RogerDearnaley comments on Agents, Tools, and Simulators

RogerDearnaley 9 Jun 2025 6:24 UTC
3 points
1
I completely agree: Reinforcement Learning has a tendency to produce agents, at least when applied to a system that wasn’t previously agentic. Whereas a transformer model trained on weather data would simulate weather systems, which are not agentic. I just think that, in the case of an LLM whose base model was trained on human data, which is currently what we’re trying to align, the normal situation is a simulation of a context-sensitive distribution of agents. If it has also undergone RL, as is often the case, it’s possible that that has made it “more agentic” in some meaningful sense, or at least induced some mode collapse in the distribution of agentic behaviors.
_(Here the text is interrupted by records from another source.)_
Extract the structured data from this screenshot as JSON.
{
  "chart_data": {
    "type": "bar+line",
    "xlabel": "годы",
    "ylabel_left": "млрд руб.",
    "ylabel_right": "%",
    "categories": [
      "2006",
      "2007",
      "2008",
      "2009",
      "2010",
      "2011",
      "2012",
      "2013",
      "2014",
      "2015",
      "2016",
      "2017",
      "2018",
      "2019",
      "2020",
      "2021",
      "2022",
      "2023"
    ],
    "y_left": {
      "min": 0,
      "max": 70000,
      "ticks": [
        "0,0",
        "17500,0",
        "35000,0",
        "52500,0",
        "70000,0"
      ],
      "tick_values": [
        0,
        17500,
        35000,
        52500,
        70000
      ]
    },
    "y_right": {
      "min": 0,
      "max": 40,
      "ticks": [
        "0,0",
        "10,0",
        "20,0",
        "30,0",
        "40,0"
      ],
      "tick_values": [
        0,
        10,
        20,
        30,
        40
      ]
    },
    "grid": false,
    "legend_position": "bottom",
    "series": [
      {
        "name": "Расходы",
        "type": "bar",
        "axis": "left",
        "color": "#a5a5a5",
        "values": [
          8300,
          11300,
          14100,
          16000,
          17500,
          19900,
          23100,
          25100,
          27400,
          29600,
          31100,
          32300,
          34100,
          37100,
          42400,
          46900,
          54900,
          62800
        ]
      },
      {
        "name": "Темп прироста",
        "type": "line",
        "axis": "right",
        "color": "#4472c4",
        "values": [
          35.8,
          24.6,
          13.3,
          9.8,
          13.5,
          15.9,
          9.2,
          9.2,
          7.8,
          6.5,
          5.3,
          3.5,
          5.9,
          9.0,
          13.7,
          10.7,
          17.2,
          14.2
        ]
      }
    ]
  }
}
I haven’t yet had the chance to read all of your sequence, and I intend to, including those you link to.
- Sean Herrington 9 Jun 2025 10:39 UTC
  1 point
  0
  Parent
  Then I think we agree on questions of anticipated experience? I hope you enjoy the rest of the sequence, we should have a few more posts coming out soon :).
  - RogerDearnaley 13 Jun 2025 23:54 UTC
    2 points
    0
    Parent
    Having now read the sequence up to this point, you pretty-much already make all the points I would have made — in retrospect I think I was basically just arguing about terminology.